Article 3 states that assets are considered of public interest/use when they directly provide uses or improvements for common benefit. This executive power has been interpreted broadly, used regularly as a threat to force businesses to act in accordance with the government’s wishes, and carried out frequently in the last fifteen years. In many cases, companies have argued that they have not received the payment of adequate compensation, if any, and foreign companies regularly seek judicial rulings on expropriation outside Venezuela’s jurisdiction when possible (see below).
The industry association CONINDUSTRIA (Confederación Venezolana de Industriales) estimates that there were 700 state interventions (nationalizations or other seizures of private property) during the period 2002 to 2016. The GBRV has not specifically targeted U.S. firms in its expropriations, but many expropriations and investment disputes have involved U.S. businesses. At leave five investment disputes involving firms with U.S. affiliations are ongoing at the International Centre for Settlement of Investment Disputes (ICSID).
ICSID Convention and New York Convention
On January 24, 2012, the GBRV withdrew as a member state from the ICSID Convention. Twenty-four cases pending before ICSID remain active. These pending cases are not affected by Venezuela’s renunciation of the ICSID convention. Between the date of the notice of renunciation and the date when it became effective, foreign investors had an additional six months to file new claims against Venezuela. Because the United States and Venezuela do not have a bilateral investment treaty, ICSID may not have jurisdiction to consider claims raised by U.S. businesses against the GBRV. Some businesses have instead filed claims based on the jurisdiction in which subsidiaries of the U.S. based parent corporation are located, when a bilateral investment treaty is in place in that jurisdiction. Since 2013, ICSID has returned judgments in favor of several claimants. The GBRV has sought to annul ICSID’s judgments within the ICSID forum and to challenge claimants’ efforts to enforce the judgments in U.S. and European courts.
Venezuela is a signatory to the convention on the Recognition and Enforcement of Foreign Arbitral Awards (1958 New York Convention) and a member of the International Chamber of Commerce’s International Court of Arbitration, which covers commercial disputes.
Investor-State Dispute Settlement
The United States does not have a Bilateral Investment Treaty (BIT) or Free Trade Agreement (FTA) with Venezuela. Numerous investment disputes involving U.S. companies have occurred over the past 10 years. Venezuela has a history of extrajudicial action against foreign investors.
International Commercial Arbitration and Foreign Courts
No alternative dispute solution mechanisms are available as a means to settle disputes between two private parties.

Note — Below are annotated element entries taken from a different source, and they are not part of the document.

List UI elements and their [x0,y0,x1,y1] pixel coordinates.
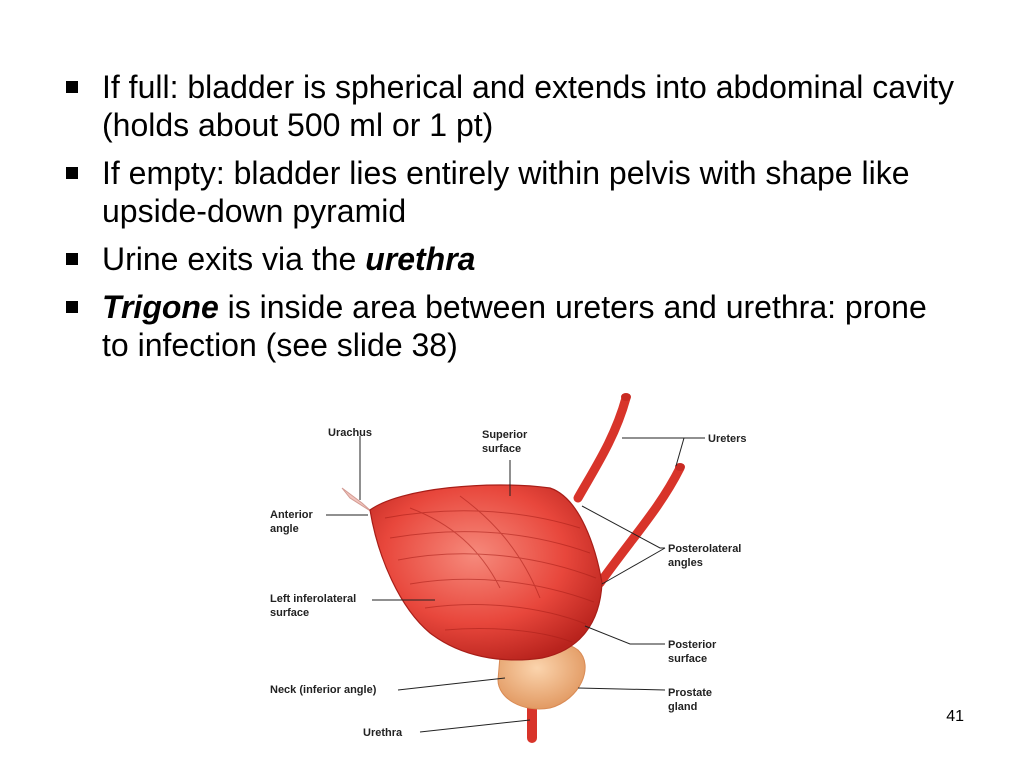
label-urethra: Urethra [363,727,403,739]
bullet-item [62,288,962,364]
label-anterior-2: angle [270,523,299,535]
bladder-diagram [260,388,780,748]
label-prostate-1: Prostate [668,687,713,699]
bullet-item [62,154,962,230]
label-left-inferolateral-1: Left inferolateral [270,593,357,605]
label-posterior-2: surface [668,653,708,665]
emphasized-term: Trigone [102,289,219,325]
emphasized-term: urethra [365,241,476,277]
bullet-text: Urine exits via the [102,241,366,277]
label-urachus: Urachus [328,427,373,439]
label-left-inferolateral-2: surface [270,607,310,619]
label-posterolateral-1: Posterolateral [668,543,742,555]
label-neck: Neck (inferior angle) [270,684,377,696]
label-superior-2: surface [482,443,522,455]
square-bullet-icon [66,81,78,93]
label-posterior-1: Posterior [668,639,717,651]
label-prostate-2: gland [668,701,698,713]
urachus [342,488,372,512]
label-superior-1: Superior [482,429,528,441]
bullet-text: is inside area between ureters and urethra: prone to infection (see slide 38) [102,289,927,363]
square-bullet-icon [66,301,78,313]
bullet-item [62,240,962,278]
label-ureters: Ureters [708,433,747,445]
bullet-list [62,68,962,374]
bladder-illustration [260,388,780,748]
square-bullet-icon [66,167,78,179]
square-bullet-icon [66,253,78,265]
bullet-item [62,68,962,144]
ureter-right [578,398,626,498]
bullet-text: If full: bladder is spherical and extends into abdominal cavity (holds about 500 ml or 1 pt) [102,69,955,143]
label-posterolateral-2: angles [668,557,703,569]
label-anterior-1: Anterior [270,509,313,521]
bullet-text: If empty: bladder lies entirely within pelvis with shape like upside-down pyramid [102,155,910,229]
slide-number: 41 [946,708,964,725]
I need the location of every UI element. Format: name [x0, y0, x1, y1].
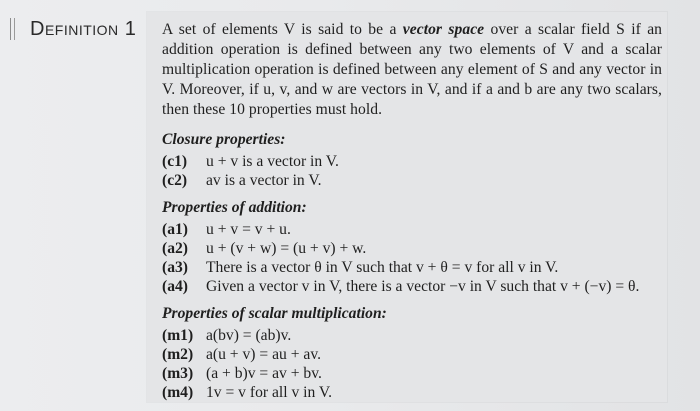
- section-title-addition: Properties of addition:: [162, 199, 307, 216]
- intro-emphasis: vector space: [402, 21, 485, 38]
- property-row: [162, 383, 662, 402]
- property-label: (a1): [162, 220, 188, 238]
- property-text: Given a vector v in V, there is a vector −v in V such that v + (−v) = θ.: [206, 277, 640, 295]
- section-title-closure: Closure properties:: [162, 131, 286, 148]
- property-text: 1v = v for all v in V.: [206, 383, 333, 401]
- property-text: av is a vector in V.: [206, 171, 322, 189]
- intro-text-2: over a scalar field S if an addition operation is defined between any two elements of V and a scalar multiplication operation is defined between any element of S and any vector in V. Moreover, if u, v, and w are vectors in V, and if a and b are any two scalars, then these 10 properties must hold.: [162, 21, 663, 118]
- property-row: [162, 258, 662, 277]
- property-label: (c2): [162, 171, 188, 189]
- property-text: u + v = v + u.: [206, 220, 291, 238]
- section-title-scalar-multiplication: Properties of scalar multiplication:: [162, 305, 387, 322]
- property-row: [162, 277, 662, 296]
- margin-rule: [10, 18, 11, 40]
- property-text: There is a vector θ in V such that v + θ = v for all v in V.: [206, 258, 559, 276]
- property-row: [162, 345, 662, 364]
- property-text: a(bv) = (ab)v.: [206, 326, 292, 344]
- property-row: [162, 171, 662, 190]
- property-row: [162, 364, 662, 383]
- property-label: (c1): [162, 152, 188, 170]
- definition-content: [162, 20, 662, 402]
- property-text: (a + b)v = av + bv.: [206, 364, 322, 382]
- intro-text-1: A set of elements V is said to be a: [162, 21, 403, 38]
- property-row: [162, 239, 662, 258]
- margin-rule: [14, 18, 15, 40]
- property-label: (a2): [162, 239, 188, 257]
- property-label: (m3): [162, 364, 194, 382]
- property-row: [162, 220, 662, 239]
- intro-paragraph: [162, 20, 662, 120]
- property-text: u + (v + w) = (u + v) + w.: [206, 239, 367, 257]
- property-text: u + v is a vector in V.: [206, 152, 339, 170]
- property-label: (m2): [162, 345, 194, 363]
- property-row: [162, 152, 662, 171]
- property-row: [162, 326, 662, 345]
- property-text: a(u + v) = au + av.: [206, 345, 321, 363]
- property-label: (a3): [162, 258, 188, 276]
- definition-label-text: Definition 1: [30, 18, 137, 40]
- property-label: (m4): [162, 383, 194, 401]
- property-label: (m1): [162, 326, 194, 344]
- property-label: (a4): [162, 277, 188, 295]
- definition-label: [30, 18, 136, 41]
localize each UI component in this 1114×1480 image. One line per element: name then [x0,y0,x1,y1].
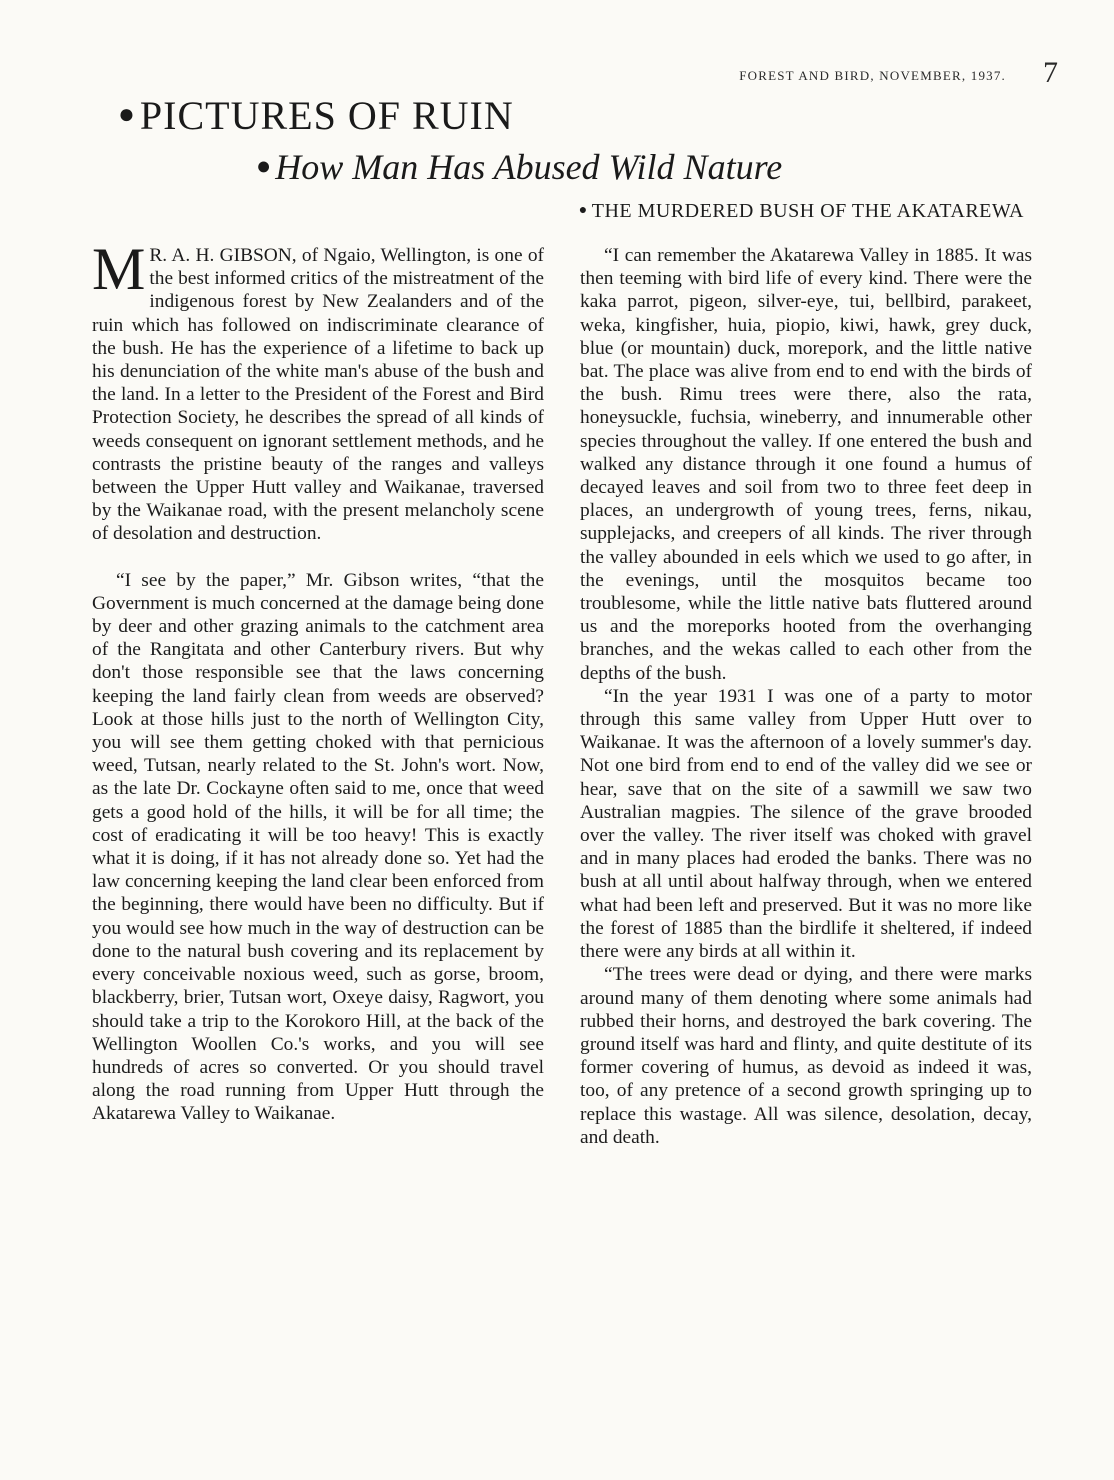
bullet-icon: ● [118,99,136,131]
subheadline-text: How Man Has Abused Wild Nature [275,147,783,187]
headline-text: PICTURES OF RUIN [139,93,514,138]
right-column [580,244,1032,1149]
paragraph: “The trees were dead or dying, and there were marks around many of them denoting where some animals had rubbed their horns, and destroyed the bark covering. The ground itself was hard and flinty, and quite destitute of its former covering of humus, as devoid as indeed it was, too, of any pretence of a second growth springing up to replace this wastage. All was silence, desolation, decay, and death. [580,964,1032,1148]
subheadline [256,146,782,188]
left-column [92,236,544,1126]
headline [118,92,514,139]
intro-paragraph-text: R. A. H. GIBSON, of Ngaio, Wellington, is one of the best informed critics of the mistreatment of the indigenous forest by New Zealanders and of the ruin which has followed on indiscriminate clearance of the bush. He has the experience of a lifetime to back up his denunciation of the white man's abuse of the bush and the land. In a letter to the President of the Forest and Bird Protection Society, he describes the spread of all kinds of weeds consequent on ignorant settlement methods, and he contrasts the pristine beauty of the ranges and valleys between the Upper Hutt valley and Waikanae, traversed by the Waikanae road, with the present melancholy scene of desolation and destruction. [92,245,544,545]
paragraph: “In the year 1931 I was one of a party to motor through this same valley from Upper Hutt over to Waikanae. It was the afternoon of a lovely summer's day. Not one bird from end to end of the valley did we see or hear, save that on the site of a sawmill we saw two Australian magpies. The silence of the grave brooded over the valley. The river itself was choked with gravel and in many places had eroded the banks. There was no bush at all until about halfway through, when we entered what had been left and preserved. But it was no more like the forest of 1885 than the birdlife it sheltered, if indeed there were any birds at all within it. [580,685,1032,963]
running-title: FOREST AND BIRD, NOVEMBER, 1937. [739,68,1006,83]
page-number: 7 [1043,56,1058,89]
bullet-icon: ● [256,152,272,180]
intro-paragraph [92,236,544,546]
bullet-icon: ● [578,203,588,219]
section-head [579,200,1024,223]
paragraph: “I see by the paper,” Mr. Gibson writes, “that the Government is much concerned at the damage being done by deer and other grazing animals to the catchment area of the Rangitata and other Canterbury rivers. But why don't those responsible see that the laws concerning keeping the land fairly clean from weeds are observed? Look at those hills just to the north of Wellington City, you will see them getting choked with that pernicious weed, Tutsan, nearly related to the St. John's wort. Now, as the late Dr. Cockayne often said to me, once that weed gets a good hold of the hills, it will be for all time; the cost of eradicating it will be too heavy! This is exactly what it is doing, if it has not already done so. Yet had the law concerning keeping the land clear been enforced from the beginning, there would have been no difficulty. But if you would see how much in the way of destruction can be done to the natural bush covering and its replacement by every conceivable noxious weed, such as gorse, broom, blackberry, brier, Tutsan wort, Oxeye daisy, Ragwort, you should take a trip to the Korokoro Hill, at the back of the Wellington Woollen Co.'s works, and you will see hundreds of acres so converted. Or you should travel along the road running from Upper Hutt through the Akatarewa Valley to Waikanae. [92,569,544,1125]
running-head [0,56,1114,92]
section-head-text: THE MURDERED BUSH OF THE AKATAREWA [591,200,1024,222]
paragraph: “I can remember the Akatarewa Valley in 1885. It was then teeming with bird life of every kind. There were the kaka parrot, pigeon, silver-eye, tui, bellbird, parakeet, weka, kingfisher, huia, piopio, kiwi, hawk, grey duck, blue (or mountain) duck, morepork, and the little native bat. The place was alive from end to end with the birds of the bush. Rimu trees were there, also the rata, honeysuckle, fuchsia, wineberry, and innumerable other species throughout the valley. If one entered the bush and walked any distance through it one found a humus of decayed leaves and soil from two to three feet deep in places, an undergrowth of young trees, ferns, nikau, supplejacks, and creepers of all kinds. The river through the valley abounded in eels which we used to go after, in the evenings, until the mosquitos became too troublesome, while the little native bats fluttered around us and the moreporks hooted from the overhanging branches, and the wekas called to each other from the depths of the bush. [580,245,1032,684]
drop-cap: M [92,236,146,302]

Venezuelan court processes are not transparent or consistent in their methods of reaching decisions.
Venezuela’s bankruptcy laws are outdated and inadequate to permit the reorganization of a debtor as a going concern. Insolvent companies that file for bankruptcy or reorganization generally lose control of their businesses and assets to a receiver and a bankruptcy judge, giving creditors fewer options to assert their interests in the process, compared to bankruptcy proceedings in other jurisdictions. All financial and commercial unsecured creditors are treated equally, but they are subordinated to the debtor’s employees, who are due unpaid wages and other labor benefits, as well as to certain taxes. The bankruptcy trustee and advisors also have a statutory preference over all other creditors. Under the commercial code, all creditors that are not secured by a legal and valid security interest, or have a preference as mandated by law (e.g., the debtor’s employees) must be treated equally by the bankruptcy court. Lawyers say Venezuela’s bankruptcy laws incentivize debtors and creditors to negotiate settlements outside the context of formal bankruptcy proceedings.